City of Winona officials plan to borrow $1.2 million to pay for improvements to the city airport. The city will be required to levy a new property tax to pay back the seven-digit bond. By using the Port Authority's borrowing powers, the city will not need a voter referendum for the bond.

Ninety percent of the funding for the $12 million airport project $10.8 million was expected to come from federal funding. However, whether the city will receive federal dollars for the airport, how much it might receive and when is unclear. Funding for airports across the country is tight, federal officials said, and project consultants have advised the city to lower its expectations for funding this year. According to the FAA, the city has not yet applied for grant funding. That funding is on a rolling deadline. Grants have already been given to projects that applied earlier in the year.

Despite the uncertainty, the city has already begun to spend on the project: $475,000 for engineering work was approved by council last month, staff are requesting $168,696 for wetland credits on Monday (see story page 5a). Additional preliminary work may be required, staff said.

City officials said that the initial work is needed to make the project "shovel-ready." By paying for and completing the work necessary to prepare the airport for contractors, it is more likely that the project will be selected for competitive federal funding, they noted.

No referendum

for airport debt

Last week, the city of Winona Port Authority Commission voted unanimously to approve a resolution promising to pay back the cost of such initial work and the city's share of the entire project using bonds to be sold sometime in the next year and a half. "The Port Authority is financing the project," City Manager Judy Bodway explained. The city will incur costs for the project and the Port Authority will reimburse the city for those costs once the money is borrowed.

The Port Authority will need City Council approval to sell the promised bonds approval it has yet to seek. The Port Authority will not need voter approval, however. Under state law, Port Authorities are exempt from maximum debt limits and requirements for voter approval for bonding, and have much greater freedom than other government bodies on what they can use debt to finance. If the city itself borrowed money through the sale of bonds itself, a voter referendum would be required. Bodway explained to Port Authority Commissioners that it is "easier to use the Port Authority and its powers." She added, "It makes it more efficient."

In an interview with the Winona Post prior to the Port Authority meeting in which he voted for the resolution promising to bond for the airport, City Council member Allyn Thurley one of two elected officials on the Port Authority Commission said he could not explain the details of why financing the project through the Port Authority was more efficient.

"If indeed the city would require a referendum, it's more efficient for us to do it this way," Thurley said when asked if the efficiency had to do with the fact that the city would otherwise need a voter referendum to finance the project. "It's easy for people to say 'no.' It's very hard for people to commit to something and say 'yes.' Not asking that question allows us to go forward with something that people would agree with anyway," he added.

While the Port Authority does not need voter approval to borrow for such projects, state law does require that they levy a tax every year until the bonds are paid off.
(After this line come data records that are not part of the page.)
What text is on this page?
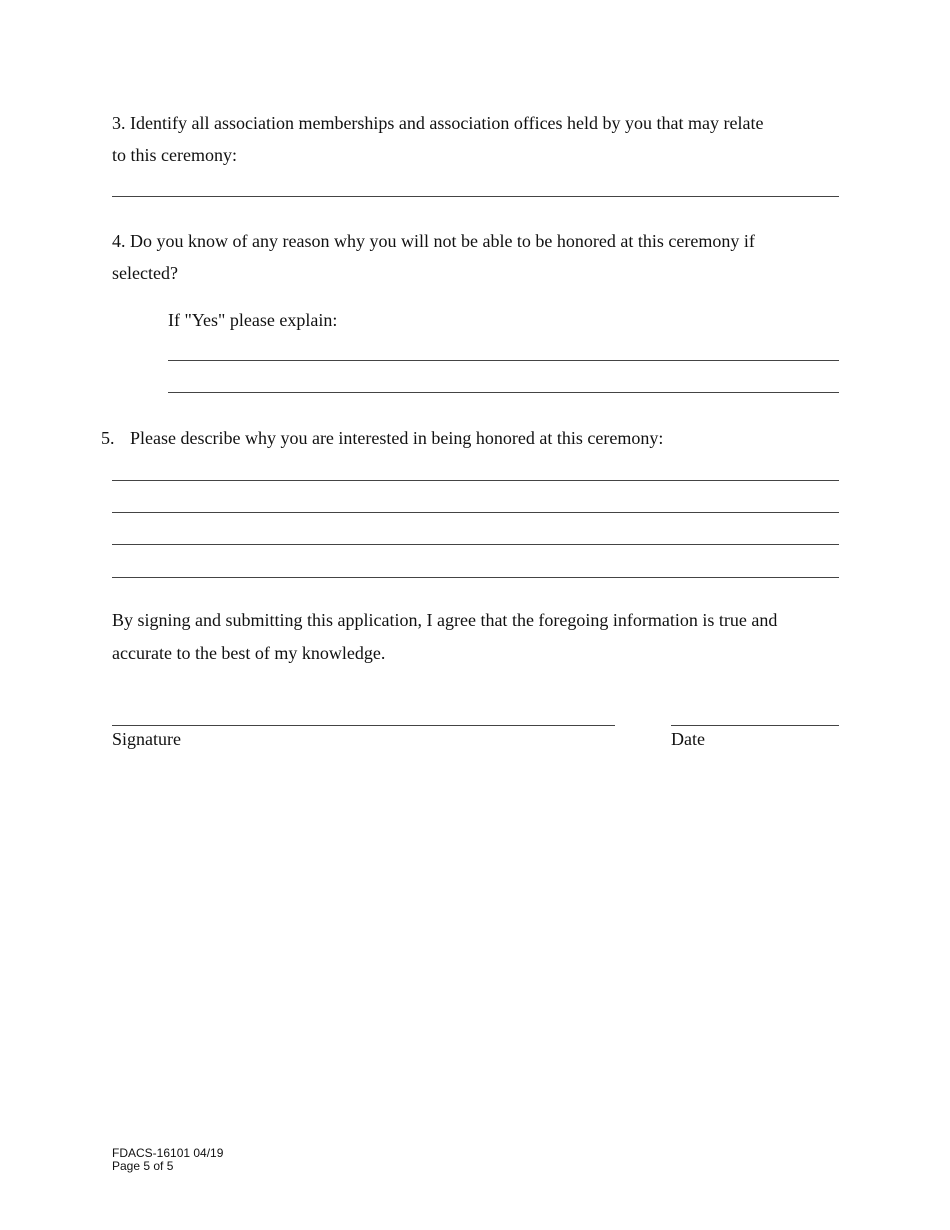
3. Identify all association memberships and association offices held by you that may relate
to this ceremony:
4. Do you know of any reason why you will not be able to be honored at this ceremony if
selected?
If "Yes" please explain:
5. Please describe why you are interested in being honored at this ceremony:
By signing and submitting this application, I agree that the foregoing information is true and
accurate to the best of my knowledge.
Signature	Date
FDACS-16101 04/19
Page 5 of 5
That tax must be 105 percent of the bond payments due each year. For a 20-year bond, that would mean $63,000 in additional taxes each year, without accounting for the additional cost of interest. Compared to the 2012 levy, $63,000 would represent roughly a one-percent increase in property taxes.
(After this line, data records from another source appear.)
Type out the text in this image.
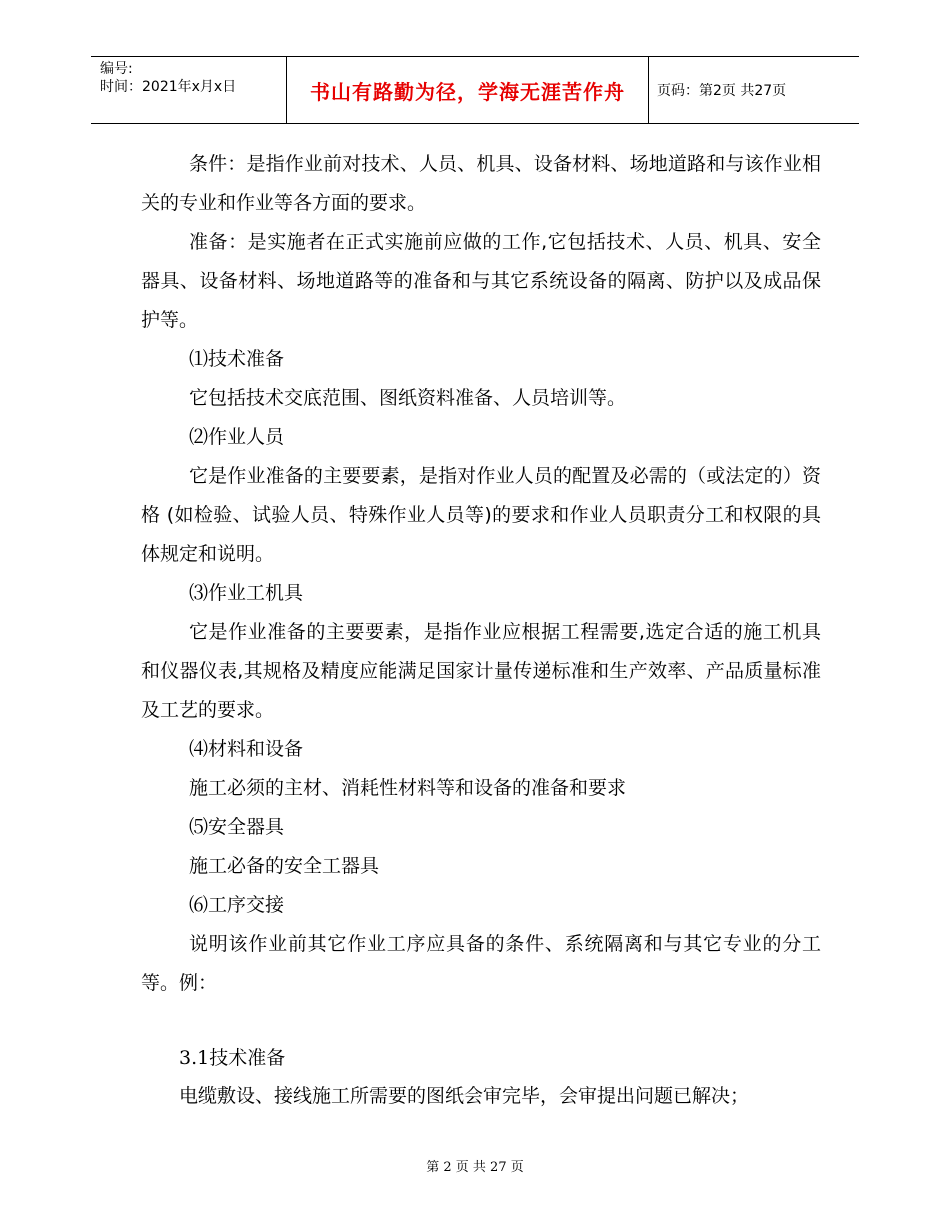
编号:
时间：2021年x月x日	书山有路勤为径，学海无涯苦作舟	页码：第2页 共27页

条件：是指作业前对技术、人员、机具、设备材料、场地道路和与该作业相关的专业和作业等各方面的要求。

准备：是实施者在正式实施前应做的工作,它包括技术、人员、机具、安全器具、设备材料、场地道路等的准备和与其它系统设备的隔离、防护以及成品保护等。

⑴技术准备

它包括技术交底范围、图纸资料准备、人员培训等。

⑵作业人员

它是作业准备的主要要素，是指对作业人员的配置及必需的（或法定的）资格 (如检验、试验人员、特殊作业人员等)的要求和作业人员职责分工和权限的具体规定和说明。

⑶作业工机具

它是作业准备的主要要素，是指作业应根据工程需要,选定合适的施工机具和仪器仪表,其规格及精度应能满足国家计量传递标准和生产效率、产品质量标准及工艺的要求。

⑷材料和设备

施工必须的主材、消耗性材料等和设备的准备和要求

⑸安全器具

施工必备的安全工器具

⑹工序交接

说明该作业前其它作业工序应具备的条件、系统隔离和与其它专业的分工等。例：

3.1技术准备

电缆敷设、接线施工所需要的图纸会审完毕，会审提出问题已解决；

第 2 页 共 27 页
Federal funding an uncertainty

As needy airports around the country vie for a limited amount of federal funds, how much Winona should expect to receive is entirely unknown and somewhat contentious.

Consultants for the city have advised that the city might only receive $4 million this year. City staff says the city will receive all $10.8 million within four years. FAA representatives say anything could happen.

Based on numerous conversations with FAA representatives, "we anticipate that [all of the federal funding] will materialize over the next two to four years," stated Winona Public Works Director Keith Nelson.

FAA spokesman Tony Molinaro said that Winona had not yet applied for federal grant funding for the airport. He said he could not comment on the likelihood of the Winona Airport receiving funding, but that federal funds available for projects are tighter this year and next year.

"There's always a lot of need," said Minnesota Department of Transportation Assistant Director of Aeronautics Jay Hietpas of FAA funding.

Molinaro laid out possible scenarios: the project might be fully funded; the FAA might decline to fund certain aspects of the Winona Airport project outright; it might break the project into phases and allocate funding phase by phase; or the project could join many others that are carried over from year to year, waiting to reach the top of the FAA's list.